Me lo avevano descritto in maniera assai fedele, il dottor Silenzio: fronte liscia, guance scavate. "Capirai che avrà compreso ciò di cui soffri quando il sopracciglio sinistro supererà l'altezza imposta dai muscoli", mi dissero. E così è stato. "Caro mio, è evidente: lei soffre della sindrome dell'incompletezza". Cioè? "Mi dica, cos'è che prova quando si affaccia dal balcone, guardando il suolo a due piani di distanza, con l'irrefrenabile voglia/tentazione di spingere il suo petto verso la ringhiera per vederlo ancor più da vicino, mentre il cuore si stringe in un urlo d'aiuto, riluttante all'idea di scivolare giù e schiantarsi contro la sua più grande paura, la morte?". Curiosità. "Proprio così: curiosità". Tutto ad un tratto mi fu più chiaro, ma il dottor Silenzio proseguì ugualmente: "Quando il peso della testa si fa più grave, mentre l'orizzonte inizia ad ondeggiare e i polmoni si gonfiano d'aria e preoccupazione, cos'è che pensa?
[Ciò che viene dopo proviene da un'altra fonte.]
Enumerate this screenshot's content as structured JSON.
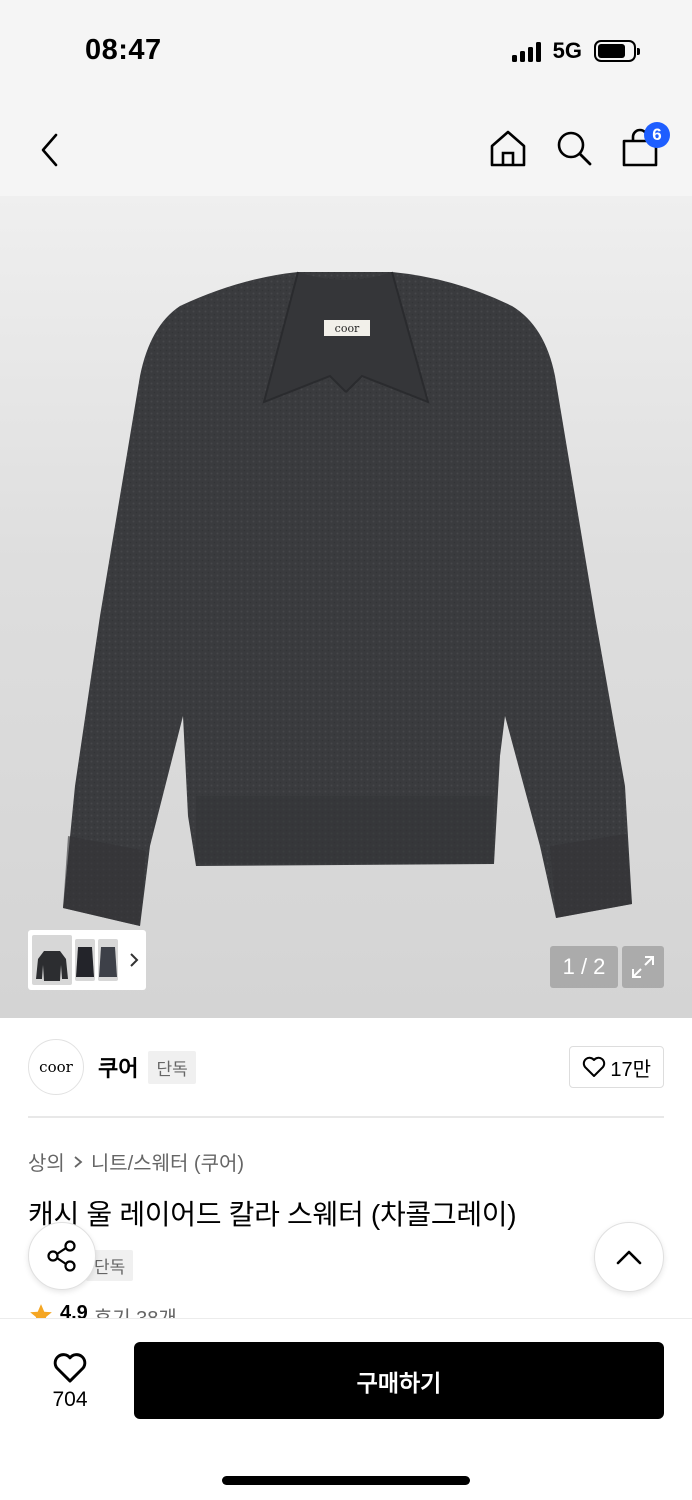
{
  "status_bar": {
    "time": "08:47",
    "network": "5G",
    "signal_bars": 4,
    "battery_level": 0.78,
    "icons": [
      "signal-icon",
      "battery-icon"
    ]
  },
  "header": {
    "icons": [
      "back-chevron-icon",
      "home-icon",
      "search-icon",
      "cart-icon"
    ],
    "cart_count": "6",
    "accent_color": "#1e5eff"
  },
  "gallery": {
    "image_label": "coor",
    "pager": "1 / 2",
    "icons": [
      "thumbnail-next-chevron-icon",
      "expand-icon"
    ]
  },
  "brand": {
    "logo_text": "coor",
    "name": "쿠어",
    "badge": "단독",
    "like_count": "17만",
    "icons": [
      "heart-icon"
    ]
  },
  "breadcrumb": {
    "category": "상의",
    "subcategory": "니트/스웨터 (쿠어)",
    "icons": [
      "chevron-right-icon"
    ]
  },
  "product": {
    "title": "캐시 울 레이어드 칼라 스웨터 (차콜그레이)",
    "badge": "단독",
    "rating": "4.9",
    "reviews": "후기 38개",
    "icons": [
      "star-icon",
      "share-icon",
      "scroll-top-icon"
    ]
  },
  "bottom_bar": {
    "wish_count": "704",
    "buy_label": "구매하기",
    "icons": [
      "heart-outline-icon"
    ]
  }
}
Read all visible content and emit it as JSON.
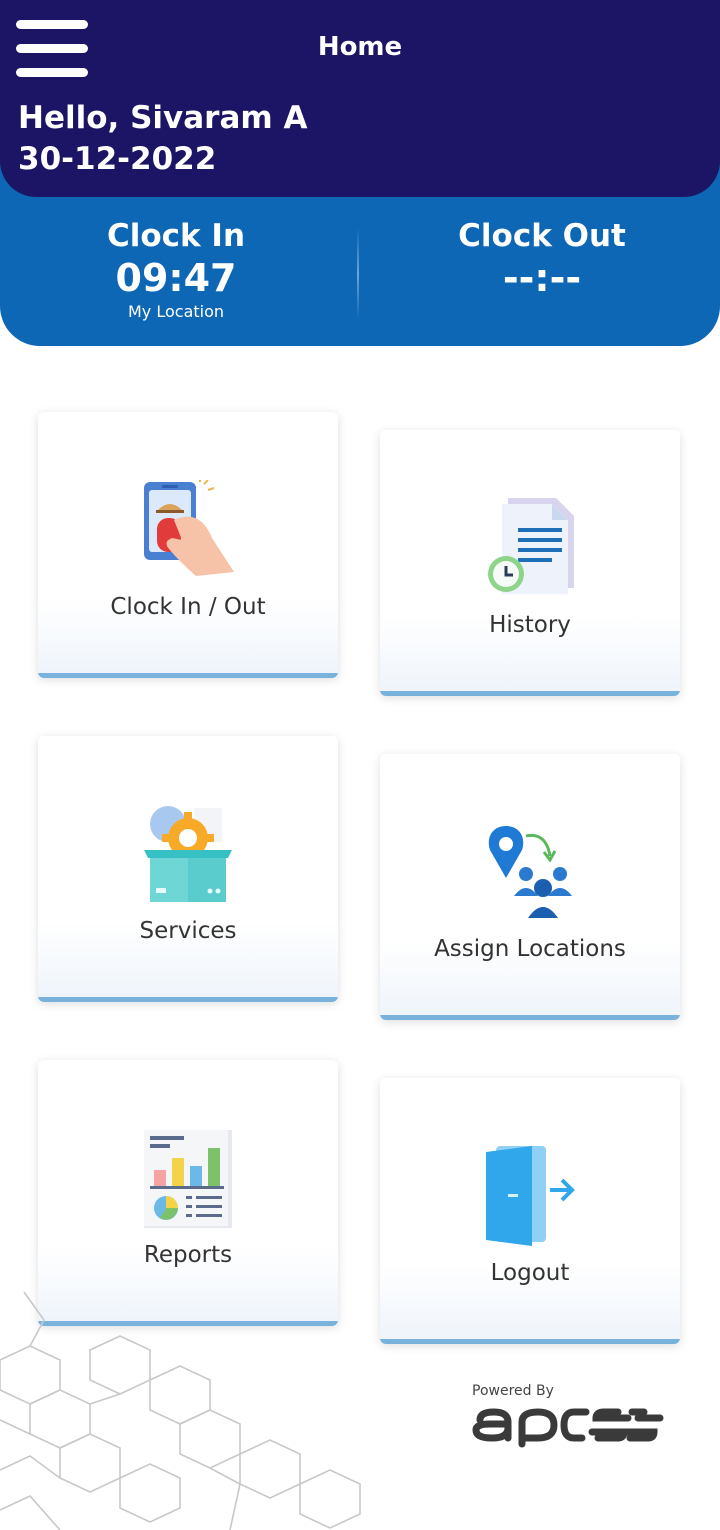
{
  "header": {
    "title": "Home",
    "greeting": "Hello, Sivaram A",
    "date": "30-12-2022",
    "menu_icon": "hamburger-menu-icon"
  },
  "clock": {
    "in_label": "Clock In",
    "in_time": "09:47",
    "in_location": "My Location",
    "out_label": "Clock Out",
    "out_time": "--:--"
  },
  "tiles": [
    {
      "label": "Clock In / Out",
      "icon": "phone-touch-icon"
    },
    {
      "label": "History",
      "icon": "document-clock-icon"
    },
    {
      "label": "Services",
      "icon": "box-gear-icon"
    },
    {
      "label": "Assign Locations",
      "icon": "location-people-icon"
    },
    {
      "label": "Reports",
      "icon": "report-chart-icon"
    },
    {
      "label": "Logout",
      "icon": "door-exit-icon"
    }
  ],
  "footer": {
    "powered_by": "Powered By",
    "brand": "apcess"
  },
  "colors": {
    "header_bg": "#1c1464",
    "clock_bg": "#0d67b5",
    "tile_accent": "#7ab2de"
  }
}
Di cosa è curioso, precisamente?". Di scoprire la vita com'è, senza vertigini. O come deve essere vivere senza paranoie, o che significato hanno, queste. E se cado? Cosa succede al mondo "dopo"? Continua ad esistere, chiaro: ma a me? A loro? Che succede a loro? C'è dell'altro?".

Il dottor Silenzio si girò, prese in mano una pipa, due pizzichi di tabacco e si mise a fumare. "Ha già la risposta, mio caro. Può saldare il conto al banchetto della mia segretaria", e mi liquidò. Il mondo mi cadde addosso. La diagnosi, come detto, fu impietosa: almeno per me. I sospetti erano fondati. Ripensai, quindi, a tutte le volte in cui ho sofferto d'incompletezza: sempre. E anche quando completo una certa cosa, cerco significati e spiegazioni postume, e chiaramente possibili sequel. Citazioni inesistenti: segni del e dal destino. Nella ricetta medica ha scritto due indicazioni: "Dimagrire", la prima, "Smettere di dormire", la seconda. Materiale a sufficienza per la riabilitazione dei sensi. Forse è solo una scusa per ritornare a vivere: forse è solo un motivo in più per dare significato a qualcosa. Ahia, eccola lì, di nuovo: l'incompletezza. Come non detto.